Tuesday, January 23, 2007

Written by Scott Gilbert

Magnolia Pictures recently released a new documentary film called Jesus Camp, it's the second film by directors Heidi Ewing and Rachel Grady. Jesus Camp follows a group of young children to the “Kids on Fire Summer Camp”, which is run by Pastor Becky Fisher. At this summer camp, the kids are “taught to become dedicated Christian soldiers in God’s army and are schooled in how to take back America for Christ”.

This documentary is the first film to examine first hand the recruiting and training of born-again Christian children in the US. The film documents the methods used to indoctrinate these young and impressionable children, and shows how they are being trained to become “an active part of America’s political future”. The children are taught about the “evils” of abortion and the “lies” of evolution. Most are home schooled by their parents during the normal academic year, and then during the summer they attend a Jesus Camp.

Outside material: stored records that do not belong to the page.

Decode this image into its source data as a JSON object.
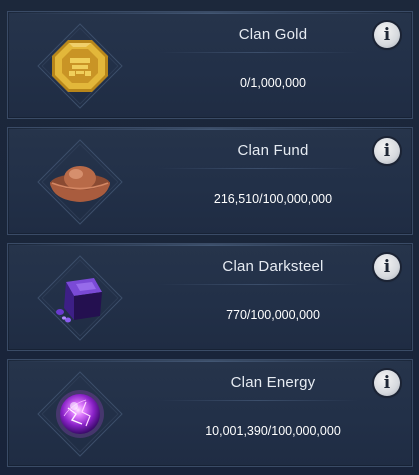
{
  "resources": [
    {
      "id": "gold",
      "title": "Clan Gold",
      "value": "0/1,000,000",
      "icon": "clan-gold-coin-icon"
    },
    {
      "id": "fund",
      "title": "Clan Fund",
      "value": "216,510/100,000,000",
      "icon": "clan-fund-ingot-icon"
    },
    {
      "id": "darksteel",
      "title": "Clan Darksteel",
      "value": "770/100,000,000",
      "icon": "clan-darksteel-cube-icon"
    },
    {
      "id": "energy",
      "title": "Clan Energy",
      "value": "10,001,390/100,000,000",
      "icon": "clan-energy-orb-icon"
    }
  ],
  "info_glyph": "i",
  "colors": {
    "panel": "#223048",
    "border": "#3a4b66",
    "text": "#e6ebf2",
    "gold": "#d9a928",
    "fund": "#a75a3c",
    "darksteel": "#5a2fb0",
    "energy": "#b24be0"
  }
}
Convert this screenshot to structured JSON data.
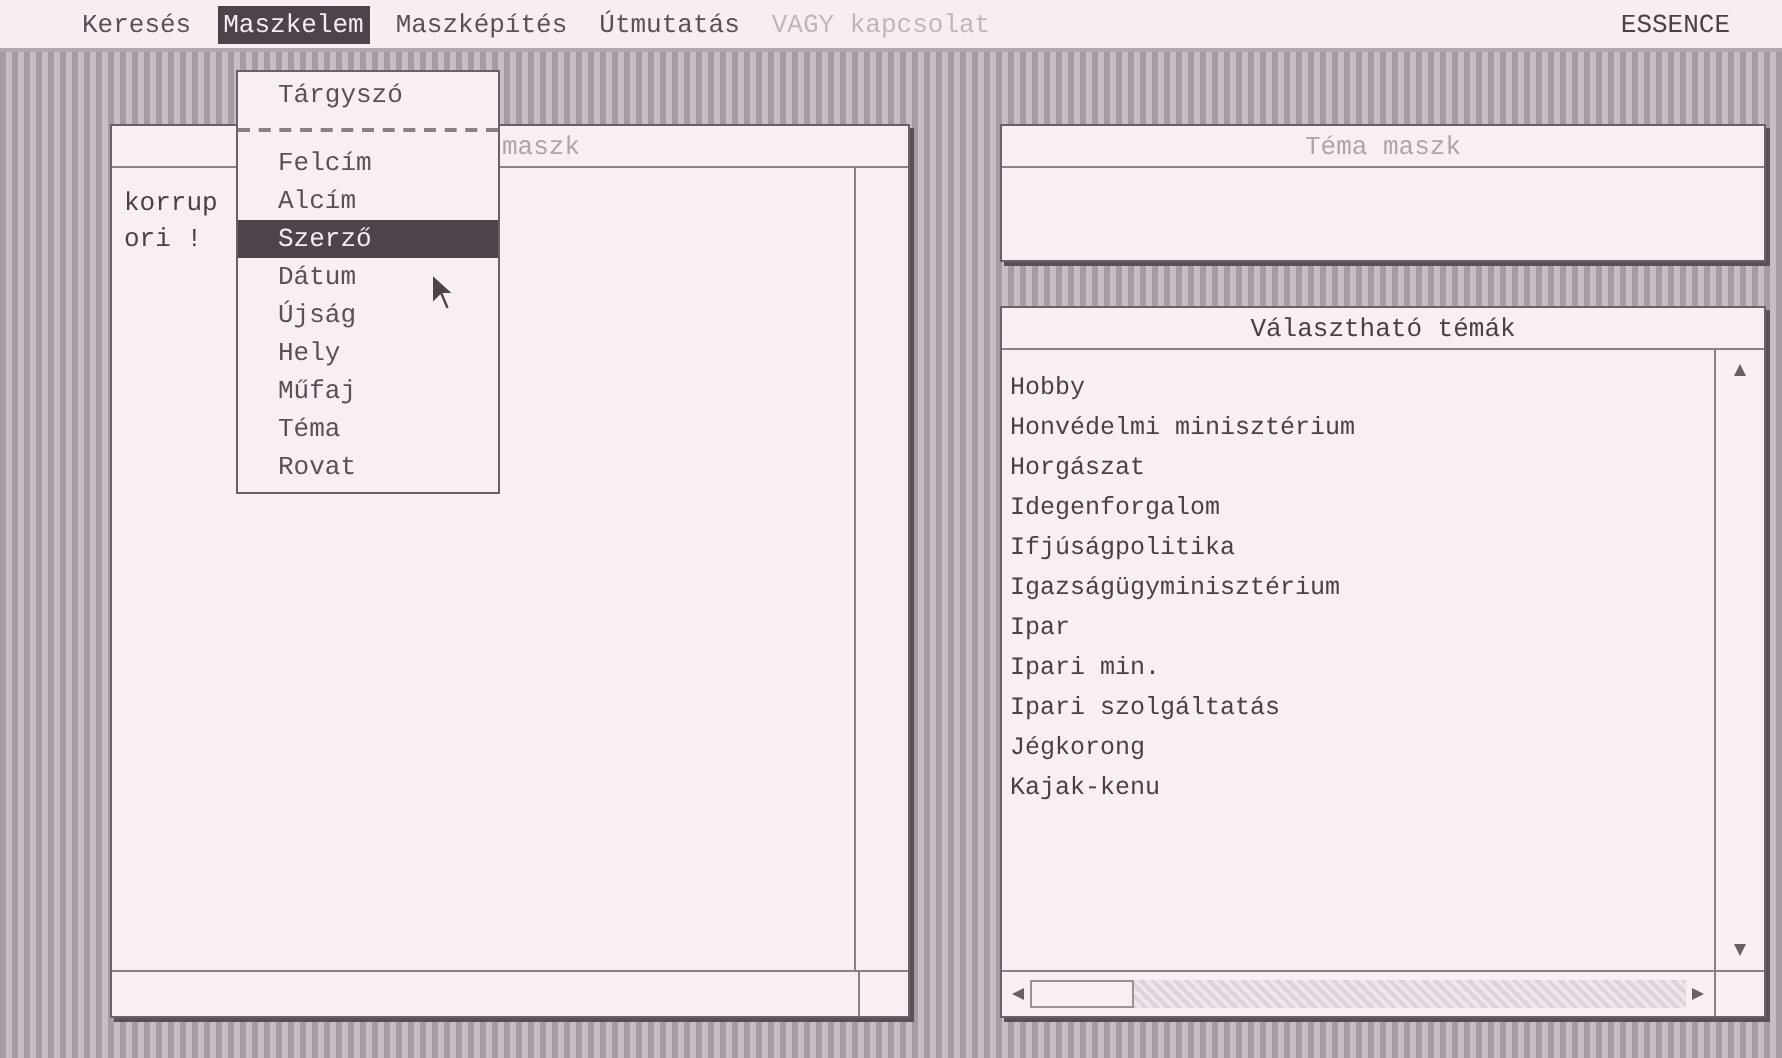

The film contains many disturbing images of young children going into convulsions, crying uncontrollably, and chanting slogans such as “this means war!” On numerous occasions Pastor Fisher asks the children if they are willing to give up their lives for God, and the only acceptable answer is, of course, “yes!”.

The film is not a talking heads documentary that interviews stuffy old men sitting in front of a bookshelf, but rather a personal story of those involved in the growing evangelical movement. The filmmakers did an excellent job of having the interviewees tell the story, and letting the audience draw their own conclusions from the footage caught on tape. Some will see the film and say it is normal behavior that we should all participate in to be good citizens, while others will be shocked that children of such a young age are being brainwashed into a culture of growing extremism.

Jesus Camp has recentley been nominated for an Academy Award (Feature Length Documentary) and screens in Guelph on February 5th at 7pm in War Memorial Hall, as part of the Docurama film series sponsored by the CSA and McLaughlin Library. Admission is free for ug students.